Sadly the fellow who saved this crane by buying it in 2011, David Lewis, passed away last year, which is why the crane was advertised for sale once again. The good news is that it has been purchased by the Lancashire Mining Museum located at Astley Green, Manchester, with the help of a grant of £11,020 from the Hamilton Davis Trust. The crane was moved from Crewe on the 18th December 2019 to its new home.

At this time we do not know whether there is an aspiration to return the crane to working order, but it actually doesn't appear superficially to be in bad condition when moved, and restoration to working order is probably possible, albeit expensive.
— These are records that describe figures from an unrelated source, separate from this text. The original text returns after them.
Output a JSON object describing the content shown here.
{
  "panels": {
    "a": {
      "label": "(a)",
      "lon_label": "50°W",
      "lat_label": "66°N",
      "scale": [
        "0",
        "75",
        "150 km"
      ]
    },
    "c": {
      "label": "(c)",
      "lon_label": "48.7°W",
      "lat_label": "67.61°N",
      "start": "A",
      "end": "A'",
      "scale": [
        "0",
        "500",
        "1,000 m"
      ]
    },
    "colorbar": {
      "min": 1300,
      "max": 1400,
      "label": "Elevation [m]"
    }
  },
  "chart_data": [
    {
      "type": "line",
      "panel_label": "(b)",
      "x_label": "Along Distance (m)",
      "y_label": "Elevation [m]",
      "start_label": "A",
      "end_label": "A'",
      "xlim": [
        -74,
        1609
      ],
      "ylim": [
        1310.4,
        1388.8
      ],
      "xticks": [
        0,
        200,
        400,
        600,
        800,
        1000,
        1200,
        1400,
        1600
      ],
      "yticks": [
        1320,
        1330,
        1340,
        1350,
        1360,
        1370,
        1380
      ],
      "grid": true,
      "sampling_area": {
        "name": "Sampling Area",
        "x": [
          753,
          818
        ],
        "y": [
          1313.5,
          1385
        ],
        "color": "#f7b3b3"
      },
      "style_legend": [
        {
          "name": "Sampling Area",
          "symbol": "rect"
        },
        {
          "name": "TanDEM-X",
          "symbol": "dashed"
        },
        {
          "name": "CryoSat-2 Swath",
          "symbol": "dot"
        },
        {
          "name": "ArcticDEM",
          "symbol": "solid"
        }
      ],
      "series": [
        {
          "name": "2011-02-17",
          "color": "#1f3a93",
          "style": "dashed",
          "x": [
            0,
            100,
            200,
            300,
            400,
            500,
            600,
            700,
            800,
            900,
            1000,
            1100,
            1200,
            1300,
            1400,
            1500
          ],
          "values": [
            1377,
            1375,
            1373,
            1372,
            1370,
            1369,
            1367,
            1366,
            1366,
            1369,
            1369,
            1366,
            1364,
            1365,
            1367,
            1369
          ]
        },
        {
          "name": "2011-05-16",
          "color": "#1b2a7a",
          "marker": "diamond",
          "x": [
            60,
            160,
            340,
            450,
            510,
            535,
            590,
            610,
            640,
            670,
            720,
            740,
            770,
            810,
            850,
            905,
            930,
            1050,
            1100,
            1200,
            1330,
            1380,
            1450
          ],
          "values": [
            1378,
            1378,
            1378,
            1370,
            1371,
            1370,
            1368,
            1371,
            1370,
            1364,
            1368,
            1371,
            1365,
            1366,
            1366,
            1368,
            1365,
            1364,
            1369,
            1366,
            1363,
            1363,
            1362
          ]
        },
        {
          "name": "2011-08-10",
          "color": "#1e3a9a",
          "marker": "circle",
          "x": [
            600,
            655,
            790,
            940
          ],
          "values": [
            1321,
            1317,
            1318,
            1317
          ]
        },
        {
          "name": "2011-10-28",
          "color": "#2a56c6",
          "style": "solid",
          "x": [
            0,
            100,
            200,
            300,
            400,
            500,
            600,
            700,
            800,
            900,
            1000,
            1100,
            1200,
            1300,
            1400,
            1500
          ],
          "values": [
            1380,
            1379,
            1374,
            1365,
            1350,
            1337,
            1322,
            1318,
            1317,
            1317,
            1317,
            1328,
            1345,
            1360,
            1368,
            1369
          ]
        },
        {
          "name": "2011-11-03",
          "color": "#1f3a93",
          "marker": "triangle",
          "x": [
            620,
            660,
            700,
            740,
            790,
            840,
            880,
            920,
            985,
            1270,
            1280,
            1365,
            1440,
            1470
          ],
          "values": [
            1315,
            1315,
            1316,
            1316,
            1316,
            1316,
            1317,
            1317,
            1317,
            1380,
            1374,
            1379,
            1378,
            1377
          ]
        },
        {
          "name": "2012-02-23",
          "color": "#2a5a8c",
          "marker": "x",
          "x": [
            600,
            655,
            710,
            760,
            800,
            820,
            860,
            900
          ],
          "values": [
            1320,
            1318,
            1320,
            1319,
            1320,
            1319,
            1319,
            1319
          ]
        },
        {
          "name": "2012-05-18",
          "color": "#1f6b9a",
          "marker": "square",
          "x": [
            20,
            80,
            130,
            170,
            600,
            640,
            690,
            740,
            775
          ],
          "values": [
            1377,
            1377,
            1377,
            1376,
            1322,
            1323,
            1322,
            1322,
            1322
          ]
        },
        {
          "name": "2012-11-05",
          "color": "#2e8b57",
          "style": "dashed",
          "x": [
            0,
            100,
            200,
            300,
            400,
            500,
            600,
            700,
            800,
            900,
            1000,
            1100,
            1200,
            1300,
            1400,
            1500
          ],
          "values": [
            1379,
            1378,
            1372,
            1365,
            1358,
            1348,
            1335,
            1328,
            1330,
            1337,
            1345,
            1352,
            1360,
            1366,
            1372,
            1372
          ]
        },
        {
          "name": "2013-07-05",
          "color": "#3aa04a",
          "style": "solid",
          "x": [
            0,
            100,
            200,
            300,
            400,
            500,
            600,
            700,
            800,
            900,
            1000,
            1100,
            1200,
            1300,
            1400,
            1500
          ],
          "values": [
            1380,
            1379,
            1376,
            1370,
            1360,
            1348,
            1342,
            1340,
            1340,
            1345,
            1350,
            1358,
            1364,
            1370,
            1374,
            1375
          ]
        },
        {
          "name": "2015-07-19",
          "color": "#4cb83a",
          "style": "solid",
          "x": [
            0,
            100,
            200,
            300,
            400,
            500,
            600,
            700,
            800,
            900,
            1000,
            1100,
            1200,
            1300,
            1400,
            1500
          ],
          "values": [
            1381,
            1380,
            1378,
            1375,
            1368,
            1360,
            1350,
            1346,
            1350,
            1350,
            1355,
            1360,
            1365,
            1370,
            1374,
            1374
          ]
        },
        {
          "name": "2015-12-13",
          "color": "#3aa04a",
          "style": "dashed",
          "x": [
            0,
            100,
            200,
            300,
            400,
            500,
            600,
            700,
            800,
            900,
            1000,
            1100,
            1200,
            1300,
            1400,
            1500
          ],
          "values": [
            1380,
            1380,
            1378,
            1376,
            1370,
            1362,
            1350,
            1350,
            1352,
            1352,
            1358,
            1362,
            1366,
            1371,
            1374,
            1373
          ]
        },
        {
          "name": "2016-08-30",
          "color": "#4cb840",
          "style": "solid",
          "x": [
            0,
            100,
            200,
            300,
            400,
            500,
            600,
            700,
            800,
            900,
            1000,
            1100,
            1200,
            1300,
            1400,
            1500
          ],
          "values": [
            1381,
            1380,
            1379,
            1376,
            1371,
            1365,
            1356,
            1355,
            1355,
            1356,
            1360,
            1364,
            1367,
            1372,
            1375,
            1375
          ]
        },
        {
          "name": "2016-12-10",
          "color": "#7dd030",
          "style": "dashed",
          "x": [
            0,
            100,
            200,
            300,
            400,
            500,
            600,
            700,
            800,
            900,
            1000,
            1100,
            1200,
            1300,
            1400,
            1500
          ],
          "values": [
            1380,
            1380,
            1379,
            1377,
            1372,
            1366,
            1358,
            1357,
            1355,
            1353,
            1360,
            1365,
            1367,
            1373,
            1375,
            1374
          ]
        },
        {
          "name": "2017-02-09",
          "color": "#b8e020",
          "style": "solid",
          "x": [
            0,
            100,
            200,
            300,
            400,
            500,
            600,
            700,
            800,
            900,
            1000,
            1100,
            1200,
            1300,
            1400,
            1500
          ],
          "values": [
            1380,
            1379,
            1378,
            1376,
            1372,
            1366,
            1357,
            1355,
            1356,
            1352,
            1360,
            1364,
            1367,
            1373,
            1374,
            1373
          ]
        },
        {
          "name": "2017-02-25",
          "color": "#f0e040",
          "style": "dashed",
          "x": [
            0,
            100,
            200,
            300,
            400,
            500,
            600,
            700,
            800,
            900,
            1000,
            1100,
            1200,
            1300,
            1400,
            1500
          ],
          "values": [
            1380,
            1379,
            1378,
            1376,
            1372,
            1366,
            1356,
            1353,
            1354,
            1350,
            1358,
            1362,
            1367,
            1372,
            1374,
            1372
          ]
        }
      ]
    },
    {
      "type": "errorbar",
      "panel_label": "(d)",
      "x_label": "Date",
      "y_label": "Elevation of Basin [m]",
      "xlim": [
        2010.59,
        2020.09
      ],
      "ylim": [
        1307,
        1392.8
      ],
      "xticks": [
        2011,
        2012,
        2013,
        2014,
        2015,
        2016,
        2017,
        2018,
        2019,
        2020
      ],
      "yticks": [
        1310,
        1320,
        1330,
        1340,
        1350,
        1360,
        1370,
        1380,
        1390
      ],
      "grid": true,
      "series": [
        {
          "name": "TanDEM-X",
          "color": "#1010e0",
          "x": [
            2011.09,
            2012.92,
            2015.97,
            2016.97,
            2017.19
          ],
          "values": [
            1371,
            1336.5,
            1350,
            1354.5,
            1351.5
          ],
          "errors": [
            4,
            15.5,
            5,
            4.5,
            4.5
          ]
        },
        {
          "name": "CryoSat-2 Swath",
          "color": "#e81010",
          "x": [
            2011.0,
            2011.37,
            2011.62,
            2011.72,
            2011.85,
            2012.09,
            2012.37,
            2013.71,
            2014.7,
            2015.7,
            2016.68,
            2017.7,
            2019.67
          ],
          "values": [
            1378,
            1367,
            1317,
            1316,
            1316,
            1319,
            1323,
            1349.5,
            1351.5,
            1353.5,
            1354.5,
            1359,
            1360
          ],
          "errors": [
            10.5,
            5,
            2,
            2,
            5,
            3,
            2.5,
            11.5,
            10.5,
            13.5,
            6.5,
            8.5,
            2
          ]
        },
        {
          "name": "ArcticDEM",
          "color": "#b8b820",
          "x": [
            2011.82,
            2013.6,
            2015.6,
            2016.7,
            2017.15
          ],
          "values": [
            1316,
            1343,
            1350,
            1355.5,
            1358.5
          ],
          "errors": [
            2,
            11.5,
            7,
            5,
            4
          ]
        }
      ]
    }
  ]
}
The BDCA hopes in due course to make contact with the Lancashire Mining Museum and find out more about the future intended for this remarkable survivor.

There is a 12-minute video of the crane leaving Crewe at https://www.youtube.com/watch?v=bBjpKKk ... e=youtu.be which is well worth a watch, and if nothing else provides a very graphic illustration of the benefits of independent rear-wheel-steering on a long trailer, and a good example of extremely skilled driving. I was also pleased to see that the move was contracted to Reid Freight, since those who followed the saga of this crane before will probably remember that David Reid was the person who played the most significant role in ensuring its survival last time. If you do watch the video, look out for the Tesco sign at around the 9:00 minute mark, under the present circumstances it is somewhat topical! The video does wrongly date the crane to 1903, it is actually 1908 of course.

The Lancashire Mining Museum has a website here:- https://lancashireminingmuseum.org/

The Hamilton Davis Trust (about which I know nothing except that I admire the trustees' good taste in approving worthy projects for grants) has mention of the grant for the crane on its website here:- https://hamiltondavies.org.uk/grant_years/2019-20/

This crane must have used up almost nine lives by now, let us hope that a period of stability and conservation, if not restoration, will now follow.